Paste your raw notes into Cowork with the /discovery command:
/discovery
Synthesise these 5 customer discovery interviews.
[Paste your notes — raw format is fine]
Produce:
1. Jobs-to-be-Done map (functional, emotional, related jobs)
2. Pain ranking (frequency x severity matrix)
3. Three "We discovered that..." insight statements
4. The most vivid customer quote per pain
5. What we still need to learn
6. A revised "How Might We" problem statement based on what we learned
Step 3 — Evaluate the synthesis (15 minutes).
Review the /discovery output against your own understanding of the interviews. Ask yourself:
- Does the JTBD map capture the jobs you heard? Are any missing?
- Does the pain ranking match your intuition from the conversations? If not, is the skill's ranking or your intuition more accurate?
- Are the insight statements genuinely non-obvious — or are they just summaries of what customers said?
- Does the HMW statement frame a problem worth solving, or does it prescribe a solution?
If the synthesis misses something important, correct it:
The synthesis missed a key finding: [describe what was missed
and which interviews support it]. Please revise the JTBD map
and pain ranking to include this.
Step 4 — Problem statement validation (10 minutes).
Compare your HMW statement to the problem you thought you were solving when you started. Did the customer data change your understanding? Write a short paragraph explaining what shifted — or confirming that your initial framing held up.
Deliverable: A 5-interview synthesis containing: JTBD map, pain ranking matrix, 3 insight statements, revised HMW problem statement, and a reflection on what you learned. Save this deliverable — you will use it as input for the Idea Generation Sprint in Lesson 4 and the Assumption Stack in Lesson 5.
The synthesis and HMW statement you produce here feeds directly into the exercises in Lessons 4, 5, and 8. Keep it in your Cowork session — each subsequent lesson builds on this foundation.
Try With AI
Use these prompts in Cowork or your preferred AI assistant.
Reproduce — Run the chapter's worked example:
Generate a customer discovery interview guide for:
Product: AP automation SaaS
Target: CFO, mid-market company ($5M-$50M revenue)
Stage: Problem discovery (not solution validation)
Duration: 45 minutes
Goal: Understand their current AP process, pain points, and
what a solution would need to do to be worth paying for.
Style: Jobs-to-be-done framework; no leading questions
What you are learning: An interview guide structures the conversation so you discover what customers do and feel — not what they think you want to hear.

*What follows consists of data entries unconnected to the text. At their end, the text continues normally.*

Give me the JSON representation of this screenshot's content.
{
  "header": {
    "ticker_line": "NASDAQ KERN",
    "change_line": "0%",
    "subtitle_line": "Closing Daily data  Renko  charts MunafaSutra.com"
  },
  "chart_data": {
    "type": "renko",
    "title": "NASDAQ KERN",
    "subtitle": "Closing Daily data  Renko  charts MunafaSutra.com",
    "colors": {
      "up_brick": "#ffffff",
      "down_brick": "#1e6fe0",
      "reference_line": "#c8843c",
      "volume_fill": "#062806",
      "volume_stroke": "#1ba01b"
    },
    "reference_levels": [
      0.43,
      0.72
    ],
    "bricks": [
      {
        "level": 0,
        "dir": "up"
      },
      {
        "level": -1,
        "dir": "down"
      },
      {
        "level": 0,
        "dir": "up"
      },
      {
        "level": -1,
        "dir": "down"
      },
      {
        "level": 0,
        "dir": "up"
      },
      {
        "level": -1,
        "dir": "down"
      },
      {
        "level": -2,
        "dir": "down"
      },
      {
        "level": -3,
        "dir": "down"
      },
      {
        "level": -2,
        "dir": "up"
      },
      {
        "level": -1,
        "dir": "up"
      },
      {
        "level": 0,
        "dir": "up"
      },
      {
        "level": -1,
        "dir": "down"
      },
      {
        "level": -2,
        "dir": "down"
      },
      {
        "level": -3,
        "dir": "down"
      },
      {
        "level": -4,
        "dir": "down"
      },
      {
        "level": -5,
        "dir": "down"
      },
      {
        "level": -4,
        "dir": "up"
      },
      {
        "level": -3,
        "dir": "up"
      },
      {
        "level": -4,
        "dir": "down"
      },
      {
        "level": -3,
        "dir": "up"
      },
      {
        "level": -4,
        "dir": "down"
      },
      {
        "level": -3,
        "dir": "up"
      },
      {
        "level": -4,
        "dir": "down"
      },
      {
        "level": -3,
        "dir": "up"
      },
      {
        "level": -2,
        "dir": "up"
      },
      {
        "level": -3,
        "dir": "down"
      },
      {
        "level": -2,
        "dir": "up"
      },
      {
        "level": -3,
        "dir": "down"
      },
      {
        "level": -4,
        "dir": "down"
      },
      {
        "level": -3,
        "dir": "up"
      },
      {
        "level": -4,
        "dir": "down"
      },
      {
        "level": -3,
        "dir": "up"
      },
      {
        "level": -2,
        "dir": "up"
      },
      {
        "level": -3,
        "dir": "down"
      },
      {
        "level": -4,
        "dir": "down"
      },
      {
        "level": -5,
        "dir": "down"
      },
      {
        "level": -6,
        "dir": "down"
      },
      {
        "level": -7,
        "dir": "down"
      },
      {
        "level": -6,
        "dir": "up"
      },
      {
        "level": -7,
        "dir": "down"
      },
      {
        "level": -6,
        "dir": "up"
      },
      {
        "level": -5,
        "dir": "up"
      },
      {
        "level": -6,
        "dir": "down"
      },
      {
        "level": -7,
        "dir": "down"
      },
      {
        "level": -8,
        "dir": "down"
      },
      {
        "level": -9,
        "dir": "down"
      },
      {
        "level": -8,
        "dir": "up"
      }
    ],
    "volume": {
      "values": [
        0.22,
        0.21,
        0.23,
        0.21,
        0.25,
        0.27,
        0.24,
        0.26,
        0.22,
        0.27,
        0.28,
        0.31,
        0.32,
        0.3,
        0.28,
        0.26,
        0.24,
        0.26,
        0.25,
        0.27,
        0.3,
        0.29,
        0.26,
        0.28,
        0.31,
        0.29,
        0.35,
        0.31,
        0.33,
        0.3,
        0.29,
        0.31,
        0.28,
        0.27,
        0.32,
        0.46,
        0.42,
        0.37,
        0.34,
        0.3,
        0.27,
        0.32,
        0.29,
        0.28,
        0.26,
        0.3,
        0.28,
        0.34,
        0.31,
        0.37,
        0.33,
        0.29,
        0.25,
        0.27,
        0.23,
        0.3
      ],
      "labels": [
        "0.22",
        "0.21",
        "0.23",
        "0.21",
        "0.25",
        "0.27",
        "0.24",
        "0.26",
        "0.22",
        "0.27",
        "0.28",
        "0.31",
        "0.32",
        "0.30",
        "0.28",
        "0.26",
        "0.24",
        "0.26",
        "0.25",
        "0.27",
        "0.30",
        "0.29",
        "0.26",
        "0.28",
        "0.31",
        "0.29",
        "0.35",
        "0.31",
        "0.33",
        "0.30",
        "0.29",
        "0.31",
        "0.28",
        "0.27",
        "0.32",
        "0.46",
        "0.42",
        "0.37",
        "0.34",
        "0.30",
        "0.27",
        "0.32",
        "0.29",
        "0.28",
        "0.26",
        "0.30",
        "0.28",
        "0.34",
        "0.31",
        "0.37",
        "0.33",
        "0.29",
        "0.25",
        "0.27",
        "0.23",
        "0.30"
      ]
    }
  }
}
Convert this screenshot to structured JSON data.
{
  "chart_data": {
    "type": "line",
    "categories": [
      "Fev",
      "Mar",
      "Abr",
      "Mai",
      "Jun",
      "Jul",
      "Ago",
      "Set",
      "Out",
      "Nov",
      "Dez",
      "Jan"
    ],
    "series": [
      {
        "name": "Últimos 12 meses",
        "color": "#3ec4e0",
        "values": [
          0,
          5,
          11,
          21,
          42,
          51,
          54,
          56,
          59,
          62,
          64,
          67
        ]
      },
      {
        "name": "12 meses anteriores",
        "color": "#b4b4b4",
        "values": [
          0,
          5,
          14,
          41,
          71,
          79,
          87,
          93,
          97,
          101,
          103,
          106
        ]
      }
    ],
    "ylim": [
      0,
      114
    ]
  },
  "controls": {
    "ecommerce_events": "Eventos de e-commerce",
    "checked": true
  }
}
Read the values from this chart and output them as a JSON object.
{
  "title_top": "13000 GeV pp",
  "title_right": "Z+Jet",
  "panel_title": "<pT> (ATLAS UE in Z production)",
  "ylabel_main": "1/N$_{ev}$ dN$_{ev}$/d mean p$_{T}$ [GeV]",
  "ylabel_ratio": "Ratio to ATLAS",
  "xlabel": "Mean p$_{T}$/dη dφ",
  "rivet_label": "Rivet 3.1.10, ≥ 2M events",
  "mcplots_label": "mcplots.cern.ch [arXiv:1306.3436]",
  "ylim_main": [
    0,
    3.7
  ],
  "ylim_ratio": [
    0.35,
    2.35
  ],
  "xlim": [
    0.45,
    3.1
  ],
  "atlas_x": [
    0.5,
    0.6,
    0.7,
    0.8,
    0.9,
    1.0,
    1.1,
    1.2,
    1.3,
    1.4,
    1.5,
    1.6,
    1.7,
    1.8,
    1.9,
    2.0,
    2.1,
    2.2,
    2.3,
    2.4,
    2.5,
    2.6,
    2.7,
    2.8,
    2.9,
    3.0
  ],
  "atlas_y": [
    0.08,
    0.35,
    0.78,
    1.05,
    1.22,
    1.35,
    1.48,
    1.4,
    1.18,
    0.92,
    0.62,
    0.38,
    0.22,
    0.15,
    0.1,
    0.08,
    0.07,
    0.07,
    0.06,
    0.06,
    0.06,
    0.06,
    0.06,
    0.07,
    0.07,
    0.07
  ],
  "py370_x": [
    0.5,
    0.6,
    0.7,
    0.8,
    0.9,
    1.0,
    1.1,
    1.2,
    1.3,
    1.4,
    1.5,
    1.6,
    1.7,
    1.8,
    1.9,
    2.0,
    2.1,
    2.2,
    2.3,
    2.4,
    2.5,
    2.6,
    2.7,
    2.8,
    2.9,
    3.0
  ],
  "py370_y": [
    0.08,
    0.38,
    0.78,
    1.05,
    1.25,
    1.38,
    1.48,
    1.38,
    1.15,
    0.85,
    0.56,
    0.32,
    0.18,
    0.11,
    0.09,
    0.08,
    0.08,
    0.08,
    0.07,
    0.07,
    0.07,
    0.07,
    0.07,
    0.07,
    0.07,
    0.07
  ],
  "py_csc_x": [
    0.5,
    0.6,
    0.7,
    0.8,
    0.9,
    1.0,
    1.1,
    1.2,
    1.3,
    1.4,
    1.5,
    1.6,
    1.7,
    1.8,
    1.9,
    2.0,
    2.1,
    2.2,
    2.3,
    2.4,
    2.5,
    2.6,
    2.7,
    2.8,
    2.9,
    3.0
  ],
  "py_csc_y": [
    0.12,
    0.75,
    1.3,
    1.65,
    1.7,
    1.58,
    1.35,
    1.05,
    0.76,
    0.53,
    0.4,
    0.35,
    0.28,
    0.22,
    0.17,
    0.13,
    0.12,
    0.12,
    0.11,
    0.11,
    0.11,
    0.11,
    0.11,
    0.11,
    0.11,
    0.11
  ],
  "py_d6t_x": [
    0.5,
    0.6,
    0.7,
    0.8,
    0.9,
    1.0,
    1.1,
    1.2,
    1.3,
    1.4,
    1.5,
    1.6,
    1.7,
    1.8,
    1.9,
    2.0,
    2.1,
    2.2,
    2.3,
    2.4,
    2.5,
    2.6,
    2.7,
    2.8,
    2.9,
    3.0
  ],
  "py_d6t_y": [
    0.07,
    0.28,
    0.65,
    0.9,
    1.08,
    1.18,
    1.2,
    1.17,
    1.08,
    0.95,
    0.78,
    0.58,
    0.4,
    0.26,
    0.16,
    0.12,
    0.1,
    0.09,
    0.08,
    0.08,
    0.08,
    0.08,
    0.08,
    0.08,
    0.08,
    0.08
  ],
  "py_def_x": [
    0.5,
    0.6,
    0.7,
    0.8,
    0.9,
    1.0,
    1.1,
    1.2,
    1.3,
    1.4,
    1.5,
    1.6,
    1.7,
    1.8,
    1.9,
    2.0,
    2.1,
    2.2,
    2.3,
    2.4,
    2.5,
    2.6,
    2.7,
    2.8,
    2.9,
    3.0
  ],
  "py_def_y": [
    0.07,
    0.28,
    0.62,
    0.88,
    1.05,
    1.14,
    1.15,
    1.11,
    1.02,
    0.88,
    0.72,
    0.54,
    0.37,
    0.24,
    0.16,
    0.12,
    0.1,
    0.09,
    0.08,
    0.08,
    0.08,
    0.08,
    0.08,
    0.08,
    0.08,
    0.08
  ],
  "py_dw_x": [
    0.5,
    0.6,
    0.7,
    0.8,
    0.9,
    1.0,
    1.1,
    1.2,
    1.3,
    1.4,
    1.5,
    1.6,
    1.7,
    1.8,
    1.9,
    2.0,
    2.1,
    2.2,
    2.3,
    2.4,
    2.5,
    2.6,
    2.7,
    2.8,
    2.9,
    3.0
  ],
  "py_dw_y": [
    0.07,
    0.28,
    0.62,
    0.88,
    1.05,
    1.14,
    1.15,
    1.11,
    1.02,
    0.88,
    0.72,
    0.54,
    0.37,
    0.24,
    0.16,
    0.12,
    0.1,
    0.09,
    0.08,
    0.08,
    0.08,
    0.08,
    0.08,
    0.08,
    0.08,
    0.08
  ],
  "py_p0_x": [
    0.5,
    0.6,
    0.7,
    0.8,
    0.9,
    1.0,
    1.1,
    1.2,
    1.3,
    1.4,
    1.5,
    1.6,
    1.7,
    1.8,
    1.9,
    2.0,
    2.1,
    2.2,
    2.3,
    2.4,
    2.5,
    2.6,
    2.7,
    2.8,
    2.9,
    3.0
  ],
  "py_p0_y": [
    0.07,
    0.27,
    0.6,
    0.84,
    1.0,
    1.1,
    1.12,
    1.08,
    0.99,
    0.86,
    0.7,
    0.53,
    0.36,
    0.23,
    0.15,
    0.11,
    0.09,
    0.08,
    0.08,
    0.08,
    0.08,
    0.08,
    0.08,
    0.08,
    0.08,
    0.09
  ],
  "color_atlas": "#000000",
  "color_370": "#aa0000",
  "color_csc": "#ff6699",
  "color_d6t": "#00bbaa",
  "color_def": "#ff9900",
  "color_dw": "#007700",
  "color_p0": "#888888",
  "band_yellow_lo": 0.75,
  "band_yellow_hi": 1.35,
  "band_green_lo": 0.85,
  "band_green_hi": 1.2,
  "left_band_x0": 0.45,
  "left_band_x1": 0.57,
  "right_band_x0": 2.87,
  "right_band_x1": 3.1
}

Notice the protocol notes: listen 80%, never mention your product, probe workarounds.
Adapt — Modify for a different context:
Generate a customer discovery interview guide for:
Product: [Your product idea or problem area]
Target: [Your target customer — be specific about role and context]
Stage: Problem discovery
Duration: 30 minutes
Goal: Understand how they currently handle [the problem]
and what frustrates them most.
Style: Jobs-to-be-done framework; no leading questions
What you are learning: Adapting the interview structure to your own domain forces you to define who your customer actually is and what you want to learn from them — two decisions most teams skip.
Apply — Synthesise your own data:
I have conducted [N] interviews about [problem area]. Here are
my notes:
[Paste your actual interview notes]
Synthesise into:
1. Jobs-to-be-Done map (functional, emotional, related jobs)
2. Pain ranking (frequency x severity)
3. Three insight statements
4. A "How Might We" problem statement
5. What I still need to learn
What you are learning: Running your real data through the synthesis pipeline reveals patterns you missed in the individual conversations. The JTBD map and pain ranking give you a structured foundation for every subsequent lesson in this chapter.